I loved this aspect of the game, as switching between the two different time periods results in two different areas with completely different layouts and enemy activity. You might come to a dead end in one time period, only to find that by switching to the other one the path is clear and open to you. Likewise, if you end up being swarmed by enemies in one time period and are looking for a quick getaway you can switch to the other time period to get back to safety and restore your regenerative health. The puzzle elements that the game offers are never anything too complex and go far to hold your hand along the way, but witnessing the results of you doing things like causing a room to flood in one time period in order to collapse the floor in the other is awesome.
Combat is also a lot of fun and is a nice change of pace from other first-person action games, as you really don’t have many abilities of your own to bring the enemies down with. Instead, most of the time you will be using what you have in your environment to help you out, like using telekinesis to toss chairs and crates.
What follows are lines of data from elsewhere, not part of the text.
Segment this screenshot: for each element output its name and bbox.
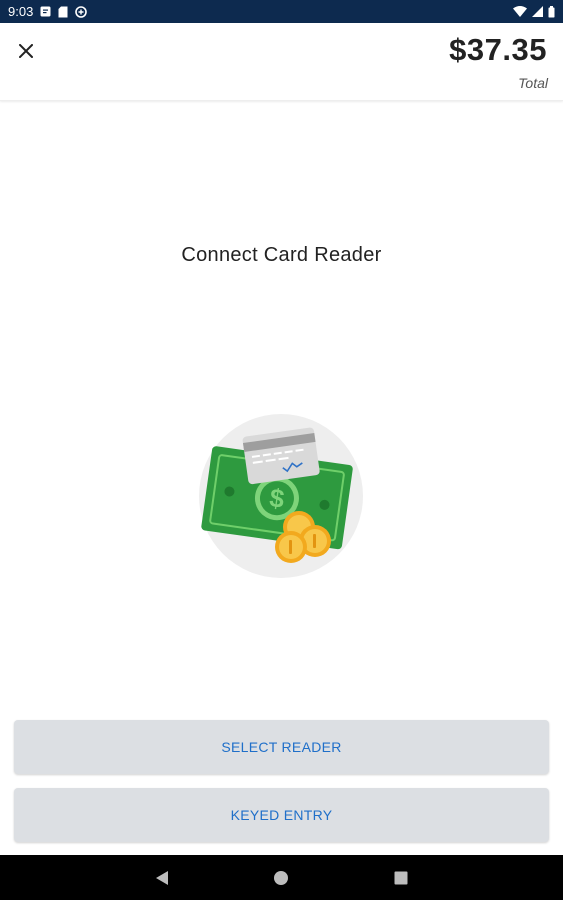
status-bar-right [513, 5, 555, 18]
status-bar-left: 9:03 [8, 4, 88, 19]
close-icon [19, 44, 33, 58]
sd-card-icon [58, 6, 68, 18]
total-amount: $37.35 [449, 32, 547, 67]
back-icon [156, 870, 168, 885]
page-title: Connect Card Reader [181, 244, 382, 266]
message-notification-icon [40, 6, 51, 17]
wifi-icon [513, 6, 527, 17]
close-button[interactable] [12, 37, 40, 65]
recents-icon [394, 871, 408, 884]
select-reader-label: SELECT READER [221, 739, 342, 755]
navigation-bar [0, 855, 563, 900]
select-reader-button[interactable]: SELECT READER [14, 720, 549, 774]
app-header: $37.35 Total [0, 23, 563, 101]
signal-icon [532, 6, 543, 17]
back-button[interactable] [132, 855, 192, 900]
keyed-entry-label: KEYED ENTRY [230, 807, 333, 823]
total-label: Total [518, 75, 548, 91]
status-bar: 9:03 [0, 0, 563, 23]
home-button[interactable] [251, 855, 311, 900]
keyed-entry-button[interactable]: KEYED ENTRY [14, 788, 549, 842]
home-icon [274, 870, 288, 885]
card-and-cash-illustration: $ [195, 410, 367, 582]
battery-icon [548, 5, 555, 18]
status-time: 9:03 [8, 4, 34, 19]
recents-button[interactable] [371, 855, 431, 900]
data-saver-icon [75, 5, 88, 18]
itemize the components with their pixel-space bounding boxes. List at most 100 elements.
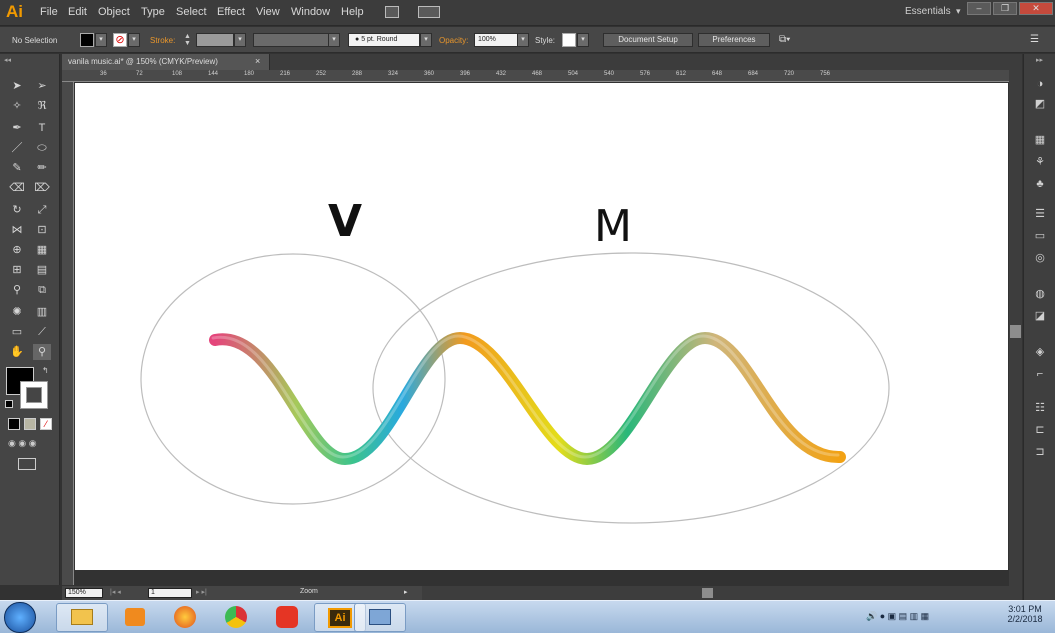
width-tool-icon[interactable]: ⋈ (8, 222, 26, 238)
artboard-tool-icon[interactable]: ▭ (8, 324, 26, 340)
ellipse-tool-icon[interactable]: ⬭ (33, 140, 51, 156)
stroke-weight-dropdown[interactable]: ▾ (234, 33, 246, 47)
scale-tool-icon[interactable]: ⤢ (33, 202, 51, 218)
menu-file[interactable]: File (40, 6, 58, 18)
align-panel-icon[interactable]: ☷ (1031, 400, 1049, 416)
direct-selection-tool-icon[interactable]: ➢ (33, 78, 51, 94)
acrobat-taskbar-icon[interactable] (262, 603, 314, 632)
pen-tool-icon[interactable]: ✒ (8, 120, 26, 136)
menu-type[interactable]: Type (141, 6, 165, 18)
appearance-panel-icon[interactable]: ◍ (1031, 286, 1049, 302)
opacity-field[interactable]: 100% (474, 33, 518, 47)
blend-tool-icon[interactable]: ⧉ (33, 282, 51, 298)
column-graph-tool-icon[interactable]: ▥ (33, 304, 51, 320)
screen-mode-icon[interactable] (18, 458, 36, 470)
color-guide-icon[interactable]: ◩ (1031, 96, 1049, 112)
vertical-ruler[interactable] (62, 82, 74, 585)
stroke-weight-field[interactable] (196, 33, 234, 47)
menu-window[interactable]: Window (291, 6, 330, 18)
artboard-number-field[interactable]: 1 (148, 588, 192, 598)
rotate-tool-icon[interactable]: ↻ (8, 202, 26, 218)
style-swatch[interactable] (562, 33, 576, 47)
opacity-dropdown[interactable]: ▾ (517, 33, 529, 47)
stroke-weight-stepper[interactable]: ▲ ▼ (184, 33, 194, 47)
gradient-mode-icon[interactable] (24, 418, 36, 430)
magic-wand-tool-icon[interactable]: ✧ (8, 98, 26, 114)
drawing-modes-icon[interactable]: ◉ ◉ ◉ (8, 438, 37, 449)
gradient-tool-icon[interactable]: ▤ (33, 262, 51, 278)
artboards-panel-icon[interactable]: ⌐ (1031, 366, 1049, 382)
menu-view[interactable]: View (256, 6, 280, 18)
swap-colors-icon[interactable]: ↰ (42, 366, 49, 375)
horizontal-ruler[interactable]: 36 72 108 144 180 216 252 288 324 360 39… (62, 70, 1012, 82)
stroke-dropdown[interactable]: ▾ (128, 33, 140, 47)
explorer-taskbar-icon[interactable] (56, 603, 108, 632)
line-tool-icon[interactable]: ／ (8, 140, 26, 156)
stroke-swatch[interactable]: ⊘ (113, 33, 127, 47)
shape-builder-tool-icon[interactable]: ⊕ (8, 242, 26, 258)
arrange-documents-icon[interactable] (418, 6, 440, 18)
zoom-tool-icon[interactable]: ⚲ (33, 344, 51, 360)
workspace-switcher[interactable]: Essentials (905, 6, 951, 17)
selection-tool-icon[interactable]: ➤ (8, 78, 26, 94)
chrome-taskbar-icon[interactable] (211, 603, 263, 632)
collapse-icon[interactable]: ◂◂ (4, 56, 11, 64)
slice-tool-icon[interactable]: ⟋ (33, 324, 51, 340)
pencil-tool-icon[interactable]: ✏ (33, 160, 51, 176)
document-setup-button[interactable]: Document Setup (603, 33, 693, 47)
tray-icons[interactable]: 🔊 ● ▣ ▤ ▥ ▦ (866, 611, 929, 622)
symbols-panel-icon[interactable]: ♣ (1031, 176, 1049, 192)
minimize-button[interactable]: – (967, 2, 991, 15)
opacity-label[interactable]: Opacity: (439, 36, 468, 45)
taskbar-clock[interactable]: 3:01 PM 2/2/2018 (995, 604, 1055, 624)
horizontal-scroll-thumb[interactable] (702, 588, 713, 598)
menu-object[interactable]: Object (98, 6, 130, 18)
stroke-panel-icon[interactable]: ☰ (1031, 206, 1049, 222)
arrange-icon[interactable]: ⧉▾ (779, 34, 790, 45)
first-artboard-icon[interactable]: |◂ ◂ (110, 588, 121, 596)
panel-menu-icon[interactable]: ☰ (1030, 34, 1039, 45)
stroke-color-swatch[interactable] (20, 381, 48, 409)
artboard[interactable]: V M (75, 83, 1008, 570)
gradient-panel-icon[interactable]: ▭ (1031, 228, 1049, 244)
next-artboard-icon[interactable]: ▸ ▸| (196, 588, 207, 596)
workspace-chevron-icon[interactable]: ▾ (956, 6, 961, 17)
menu-edit[interactable]: Edit (68, 6, 87, 18)
symbol-sprayer-tool-icon[interactable]: ✺ (8, 304, 26, 320)
restore-button[interactable]: ❐ (993, 2, 1017, 15)
gradient-wave-stroke[interactable] (209, 331, 846, 466)
brushes-panel-icon[interactable]: ⚘ (1031, 154, 1049, 170)
lasso-tool-icon[interactable]: ℜ (33, 98, 51, 114)
eyedropper-tool-icon[interactable]: ⚲ (8, 282, 26, 298)
swatches-panel-icon[interactable]: ▦ (1031, 132, 1049, 148)
menu-effect[interactable]: Effect (217, 6, 245, 18)
start-button[interactable] (4, 602, 36, 633)
profile-dropdown[interactable]: ▾ (328, 33, 340, 47)
dock-collapse-icon[interactable]: ▸▸ (1036, 56, 1043, 64)
media-player-taskbar-icon[interactable] (110, 603, 162, 632)
firefox-taskbar-icon[interactable] (160, 603, 212, 632)
document-tab[interactable]: vanila music.ai* @ 150% (CMYK/Preview) × (62, 54, 270, 70)
menu-help[interactable]: Help (341, 6, 364, 18)
bridge-icon[interactable] (385, 6, 399, 18)
type-tool-icon[interactable]: T (33, 120, 51, 136)
label-v[interactable]: V (328, 196, 362, 247)
label-m[interactable]: M (594, 201, 632, 252)
free-transform-tool-icon[interactable]: ⊡ (33, 222, 51, 238)
venn-circle-v[interactable] (140, 253, 446, 505)
blob-brush-tool-icon[interactable]: ⌫ (8, 180, 26, 196)
fill-swatch[interactable] (80, 33, 94, 47)
status-menu-icon[interactable]: ▸ (404, 588, 408, 596)
brush-dropdown[interactable]: ▾ (420, 33, 432, 47)
zoom-level-field[interactable]: 150% (65, 588, 103, 598)
pathfinder-panel-icon[interactable]: ⊐ (1031, 444, 1049, 460)
vertical-scroll-thumb[interactable] (1010, 325, 1021, 338)
style-dropdown[interactable]: ▾ (577, 33, 589, 47)
hand-tool-icon[interactable]: ✋ (8, 344, 26, 360)
mesh-tool-icon[interactable]: ⊞ (8, 262, 26, 278)
brush-definition[interactable]: ● 5 pt. Round (348, 33, 420, 47)
transform-panel-icon[interactable]: ⊏ (1031, 422, 1049, 438)
eraser-tool-icon[interactable]: ⌦ (33, 180, 51, 196)
paintbrush-tool-icon[interactable]: ✎ (8, 160, 26, 176)
graphic-styles-icon[interactable]: ◪ (1031, 308, 1049, 324)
You can also pick up one of your enemies and hold them in the air in front of you as a human shield for the others to shoot and kill for you, followed by you tossing the body back at them to knock them over. There’s even a good amount of environmental hazards like spinning fan blades, electricity and collapsible structures for you to introduce your foes to, which results in some extremely satisfying victories.
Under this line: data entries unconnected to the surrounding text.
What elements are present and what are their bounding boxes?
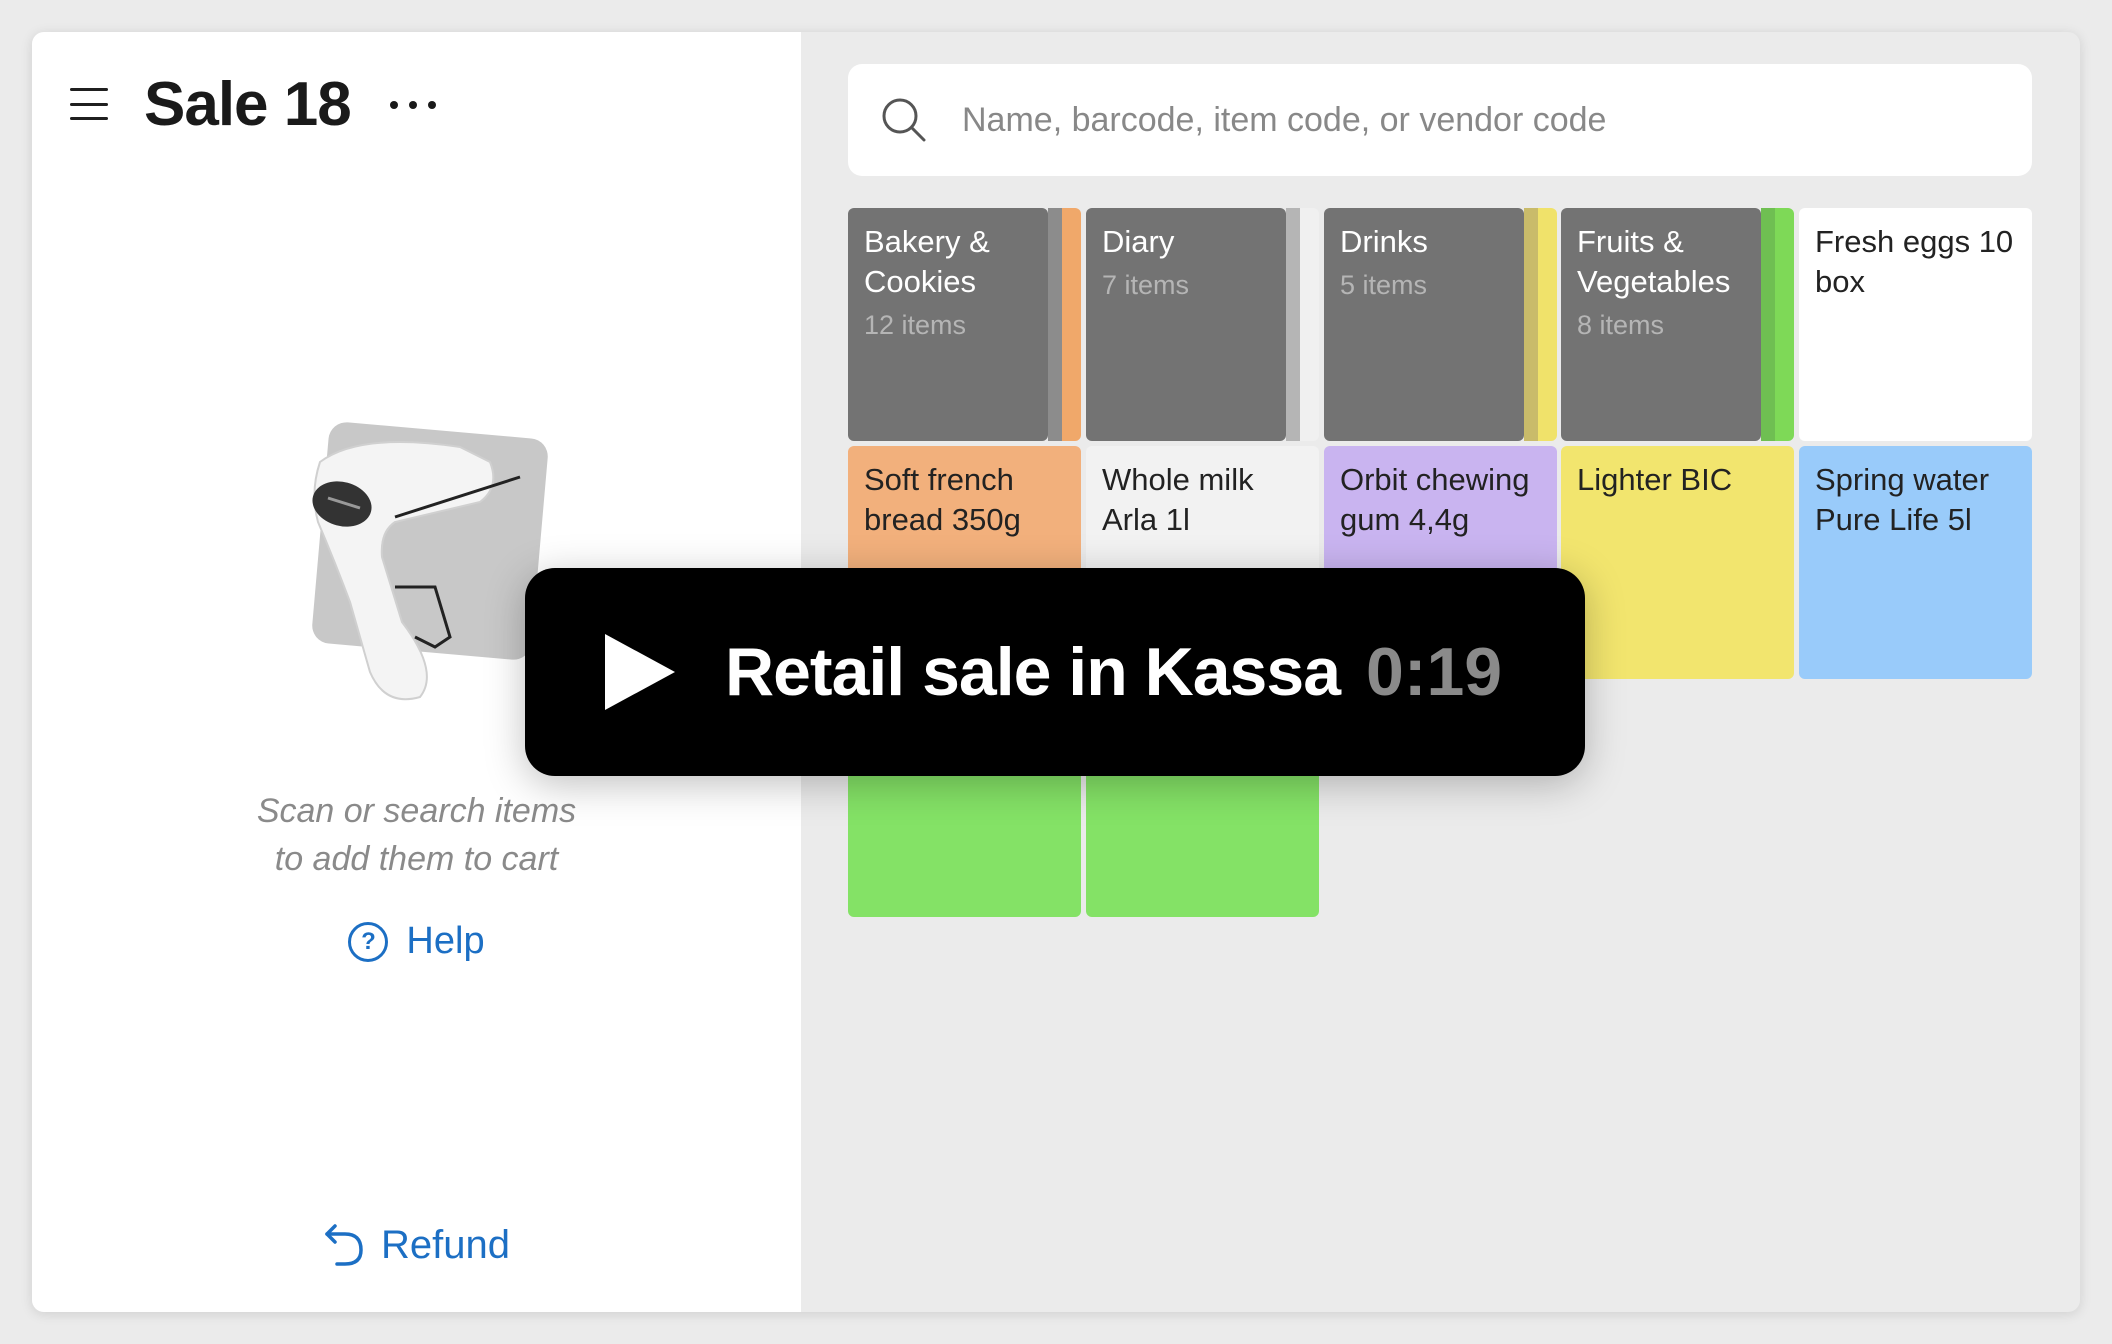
folder-tile-fruits-vegetables[interactable]: Fruits & Vegetables 8 items [1561, 208, 1761, 441]
item-tile-lighter-bic[interactable]: Lighter BIC [1561, 446, 1794, 679]
refund-label: Refund [381, 1222, 510, 1267]
item-name: Lighter BIC [1577, 462, 1733, 497]
video-play-overlay[interactable]: Retail sale in Kassa 0:19 [525, 568, 1585, 776]
refund-button[interactable]: Refund [32, 1222, 801, 1268]
help-link[interactable]: ? Help [32, 920, 801, 963]
folder-tile-drinks[interactable]: Drinks 5 items [1324, 208, 1524, 441]
search-bar[interactable] [848, 64, 2032, 176]
empty-cart-line-1: Scan or search items [256, 792, 577, 830]
folder-count: 8 items [1577, 310, 1665, 340]
video-title: Retail sale in Kassa [725, 634, 1341, 710]
item-name: Fresh eggs 10 box [1815, 224, 2014, 299]
help-label: Help [406, 920, 485, 962]
item-name: Soft french bread 350g [864, 462, 1021, 537]
item-tile-fresh-eggs[interactable]: Fresh eggs 10 box [1799, 208, 2032, 441]
empty-cart-line-2: to add them to cart [274, 840, 559, 878]
item-name: Whole milk Arla 1l [1102, 462, 1254, 537]
folder-count: 12 items [864, 310, 967, 340]
folder-tile-bakery[interactable]: Bakery & Cookies 12 items [848, 208, 1048, 441]
page-title: Sale 18 [144, 70, 352, 139]
folder-count: 7 items [1102, 270, 1190, 300]
folder-name: Fruits & Vegetables [1577, 224, 1731, 299]
help-circle-icon: ? [348, 921, 389, 962]
video-duration: 0:19 [1366, 634, 1503, 710]
folder-name: Drinks [1340, 224, 1428, 259]
search-icon [882, 98, 926, 142]
folder-name: Bakery & Cookies [864, 224, 990, 299]
undo-arrow-icon [325, 1224, 363, 1266]
hamburger-menu-icon[interactable] [70, 88, 108, 120]
item-tile-spring-water[interactable]: Spring water Pure Life 5l [1799, 446, 2032, 679]
folder-name: Diary [1102, 224, 1175, 259]
folder-tile-diary[interactable]: Diary 7 items [1086, 208, 1286, 441]
search-input[interactable] [962, 100, 1962, 140]
item-name: Orbit chewing gum 4,4g [1340, 462, 1530, 537]
folder-count: 5 items [1340, 270, 1428, 300]
empty-cart-message: Scan or search items to add them to cart [32, 787, 801, 883]
more-options-icon[interactable] [390, 98, 436, 112]
item-name: Spring water Pure Life 5l [1815, 462, 1990, 537]
play-icon [605, 634, 675, 710]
The game itself is split into 16 chapters that are all capable of being completed pretty quickly. It sometimes felt like I had just begun an area when suddenly I was brought to the loading screen of the next level and the achievement popped for the one I was just in. While a 5-hour campaign would be a negative for many games, it isn’t here as Gemini: Heroes Reborn is perfectly priced at $14.99 and the price matches the content offered. There are also plenty of hidden collectibles that flesh out the story a bit more, so there’s potential to get even more out of the game for completionists.
However, there are some technical issues that bring it down a notch or two. Sometimes flinging enemies around will result in them getting stuck in objects or even partially going through walls and the floor, resulting in them swaying around in hilariously-buggy fashion. Certain aspects of the combat can be unresponsive at times, as well, as there were times when the game refused to let me shoot bullets back at enemies even though there was no reason for it to. Even though the graphics aren’t mind-blowing the game itself looks pretty good, with the lighting and reflection effects looking stunning in certain parts of the game.
It might not be all that representative of the failed TV show, but that’s a good thing in Gemini: Heroes Reborn’s case. The brief campaign is priced perfectly and the gameplay on display is a lot of fun to take part in for the several hours it gives you. The story doesn’t have a lot to offer and is pretty standard as far as these kinds of games go, but the game’s fun telekinetic combat and stellar time-shifting mechanics make the experience a worthwhile one.
Gemini Heroes Reborn
- Available On: Xbox One, PS4, PC
- Published By: Imperative Entertainment
- Developed By: Phosphor Games
- Genre: First Person, Action-Adventure
- US Release Date: January 19th, 2016
- Reviewed On: Xbox One
- Quote: "The story doesn't have a lot to offer and is pretty standard as far as these kinds of games go, but the game's fun telekinetic combat and stellar time-shifting mechanics make the experience a worthwhile one."